Titre : Marx et la Poupée

Autrice : Maryam MADJIDI

Editions : Editions J’ai Lu, 2017

Marx et la Poupée est le premier roman de Maryam Madjidi. Il a remporté le prix Goncourt du premier roman 2017 ainsi que le prix du roman 2017 Ouest-France Étonnants Voyageurs.

Livre autobiographique, Madjidi y raconte pêle-mêle ses souvenirs, de l’enfance à l’âge adulte, la transition de l’Iran à la France, sa nostalgie, ses conflits intérieurs et les rêves brisés d’une génération. Le début est assez déroutant : dès les premières pages, une haine et une rage intense semblent se déverser à l’encontre de ses parents et en particulier de sa mère. L’on croirait assister à un règlement de comptes personnel et familial. Pour peu qu’on puisse se permettre cette comparaison, les premières scènes ne sont pas sans rappeler les débuts de carrière du rappeur Eminem qui chantait « I said I’m sorry mama, I never meant to hurt you » tout en se filmant en train de creuser le tombeau de sa propre mère. Il faut tenir bon et ne pas lâcher la lecture, car la suite réserve de tendres surprises, des réconciliations, de la rage toujours, oui, mais de la rage qui se projette de la mère à la société.
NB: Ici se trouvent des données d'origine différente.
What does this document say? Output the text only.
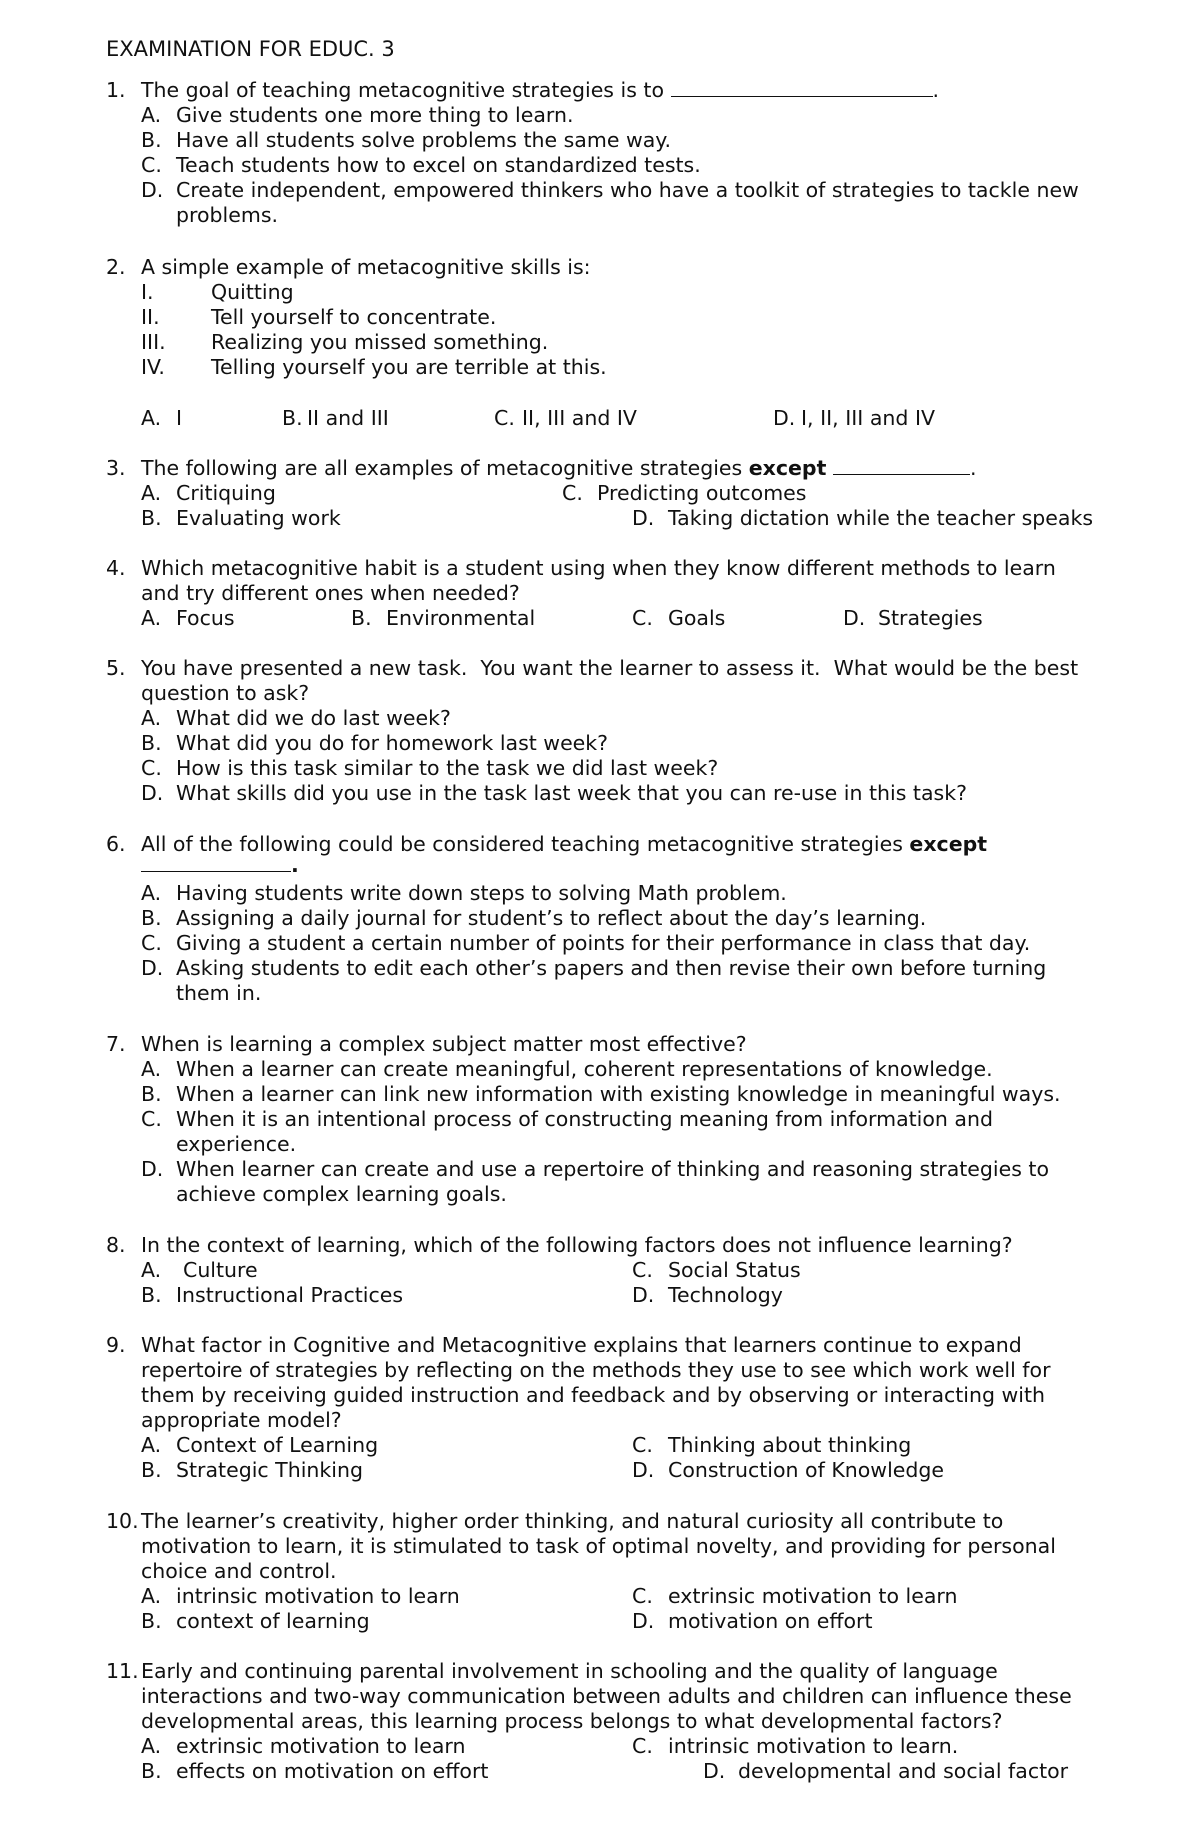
EXAMINATION FOR EDUC. 3
1. The goal of teaching metacognitive strategies is to	.
A. Give students one more thing to learn.
B. Have all students solve problems the same way.
C. Teach students how to excel on standardized tests.
D. Create independent, empowered thinkers who have a toolkit of strategies to tackle new
problems.
2. A simple example of metacognitive skills is:
I.	Quitting
II.	Tell yourself to concentrate.
III. Realizing you missed something.
IV. Telling yourself you are terrible at this.
A. I	B. II and III	C. II, III and IV	D. I, II, III and IV
3. The following are all examples of metacognitive strategies except	.
A. Critiquing	C. Predicting outcomes
B. Evaluating work	D. Taking dictation while the teacher speaks
4. Which metacognitive habit is a student using when they know different methods to learn
and try different ones when needed?
A. Focus	B. Environmental	C. Goals	D. Strategies
5. You have presented a new task.  You want the learner to assess it.  What would be the best
question to ask?
A. What did we do last week?
B. What did you do for homework last week?
C. How is this task similar to the task we did last week?
D. What skills did you use in the task last week that you can re-use in this task?
6. All of the following could be considered teaching metacognitive strategies except
.
A. Having students write down steps to solving Math problem.
B. Assigning a daily journal for student’s to reflect about the day’s learning.
C. Giving a student a certain number of points for their performance in class that day.
D. Asking students to edit each other’s papers and then revise their own before turning
them in.
7. When is learning a complex subject matter most effective?
A. When a learner can create meaningful, coherent representations of knowledge.
B. When a learner can link new information with existing knowledge in meaningful ways.
C. When it is an intentional process of constructing meaning from information and
experience.
D. When learner can create and use a repertoire of thinking and reasoning strategies to
achieve complex learning goals.
8. In the context of learning, which of the following factors does not influence learning?
A. Culture	C. Social Status
B. Instructional Practices	D. Technology
9. What factor in Cognitive and Metacognitive explains that learners continue to expand
repertoire of strategies by reflecting on the methods they use to see which work well for
them by receiving guided instruction and feedback and by observing or interacting with
appropriate model?
A. Context of Learning	C. Thinking about thinking
B. Strategic Thinking	D. Construction of Knowledge
10. The learner’s creativity, higher order thinking, and natural curiosity all contribute to
motivation to learn, it is stimulated to task of optimal novelty, and providing for personal
choice and control.
A. intrinsic motivation to learn	C. extrinsic motivation to learn
B. context of learning	D. motivation on effort
11. Early and continuing parental involvement in schooling and the quality of language
interactions and two-way communication between adults and children can influence these
developmental areas, this learning process belongs to what developmental factors?
A. extrinsic motivation to learn	C. intrinsic motivation to learn.
B. effects on motivation on effort	D. developmental and social factor
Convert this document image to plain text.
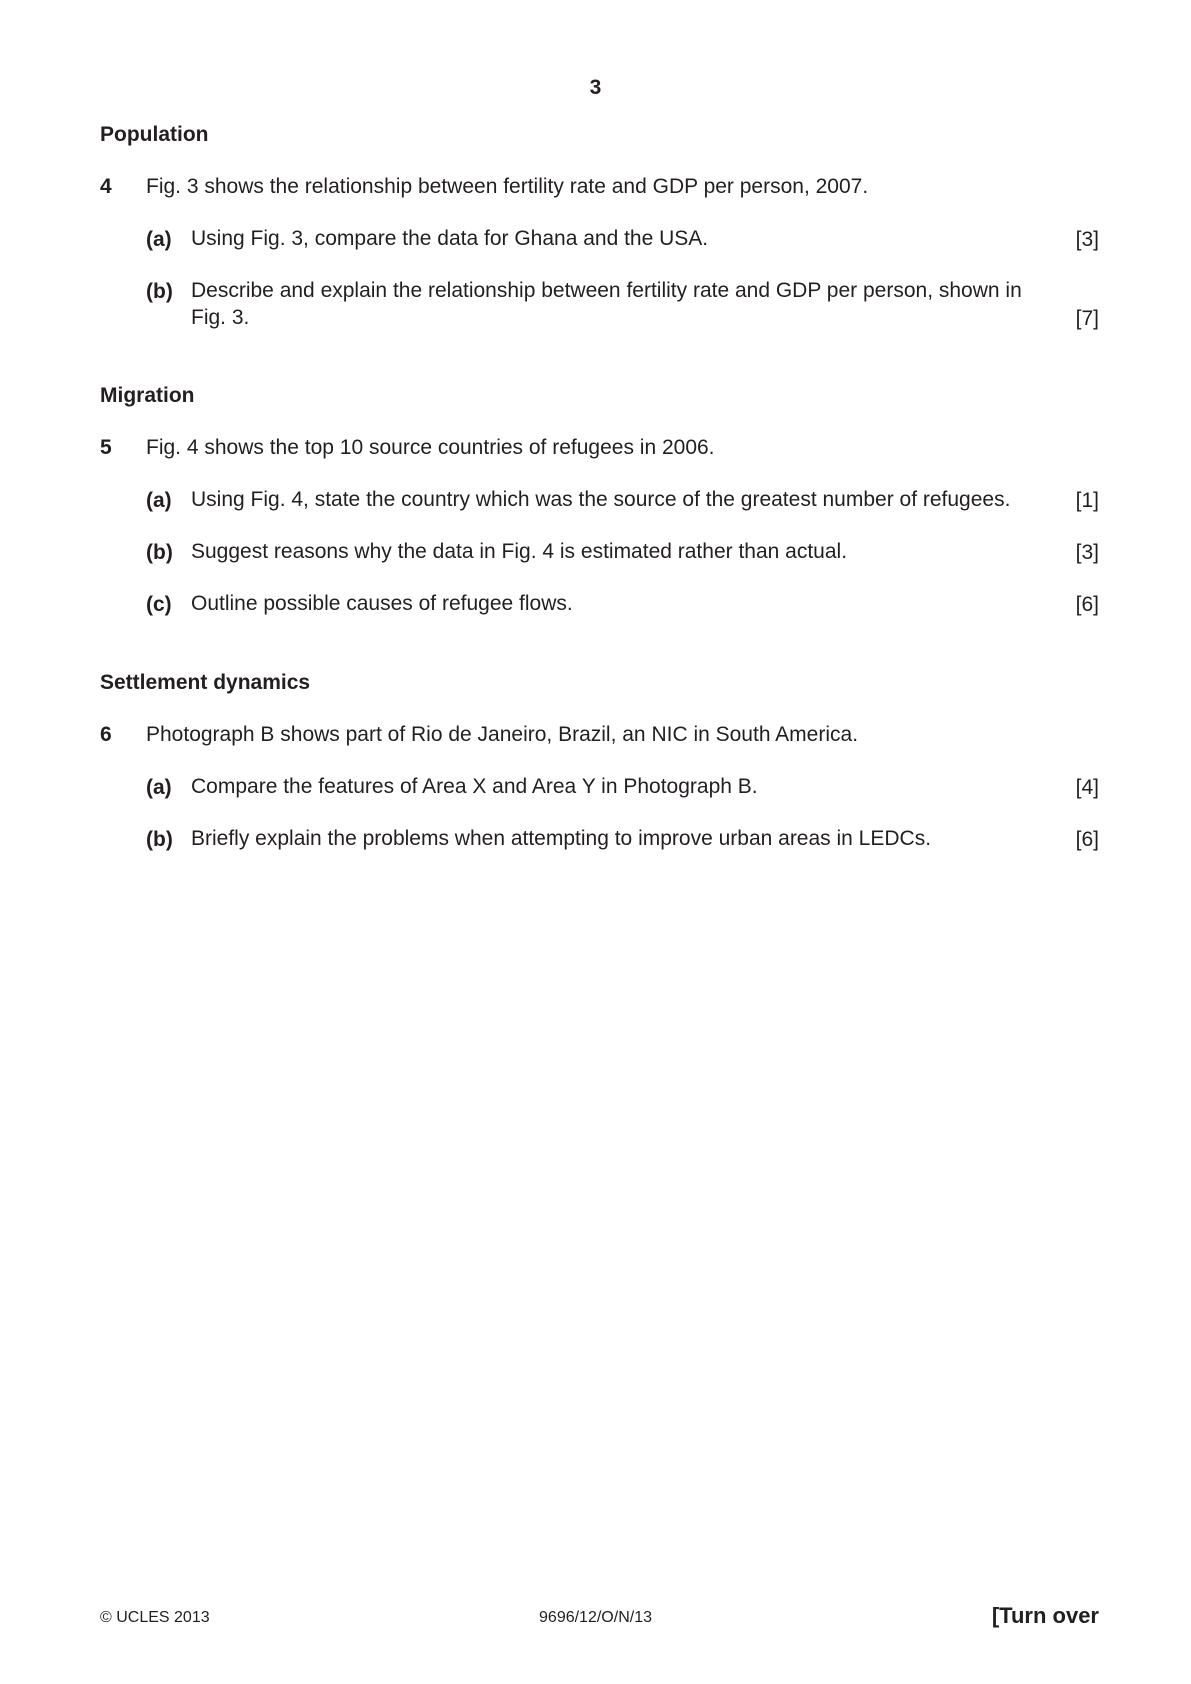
3
Population
4 Fig. 3 shows the relationship between fertility rate and GDP per person, 2007.
(a) Using Fig. 3, compare the data for Ghana and the USA.	[3]
(b) Describe and explain the relationship between fertility rate and GDP per person, shown in
Fig. 3.	[7]
Migration
5 Fig. 4 shows the top 10 source countries of refugees in 2006.
(a) Using Fig. 4, state the country which was the source of the greatest number of refugees.	[1]
(b) Suggest reasons why the data in Fig. 4 is estimated rather than actual.	[3]
(c) Outline possible causes of refugee flows.	[6]
Settlement dynamics
6 Photograph B shows part of Rio de Janeiro, Brazil, an NIC in South America.
(a) Compare the features of Area X and Area Y in Photograph B.	[4]
(b) Briefly explain the problems when attempting to improve urban areas in LEDCs.	[6]
© UCLES 2013	9696/12/O/N/13	[Turn over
L’écriture de Madjidi est assez particulière : les souvenirs sont ponctués de contes, parfois on ne sait plus trop si les contes sont des souvenirs ou si les souvenirs sont des contes. Le récit, non-chronologique, se dévoile à la manière de la mémoire : des images apparaissent, partent, reviennent, se précisent, des événements évoqués sans explications sont narrés plusieurs pages plus loin, de sorte à ce que progressivement, les pièces de puzzle se rassemblent. Les histoires rapportées et les citations sont rarement entre guillemets. Ainsi, quand un personnage raconte son histoire, il la raconte à la première personne directement à la suite du témoignage de la narratrice, comme s’il s’agissait d’une seule et même histoire. Même pour parler de sa propre histoire, Madjidi alterne la troisième et la première personne du singulier. Lorsqu’elle parle à la 3ème personne de son enfance, on peut s’imaginer que c’est l’adulte qui raconte l’enfant et y portant un regard extérieur. Lorsqu’elle utilise la première personne pour évoquer son enfance, c’est sans doute l’enfant qui parle directement. En avançant dans la lecture, on réalise que les mots de haine à l’encontre de la mère sont sans doute ceux de l’enfant.

L’écriture comme un jeu. C’est ainsi que l’on pourrait résumer cet ouvrage. Une voix désordonnée. Très imagée. La voix de quelqu’un qui commence à parler et ne s’arrête plus. Se perd souvent. Se retrouve, parfois.  Lutte contre l’oubli, toujours.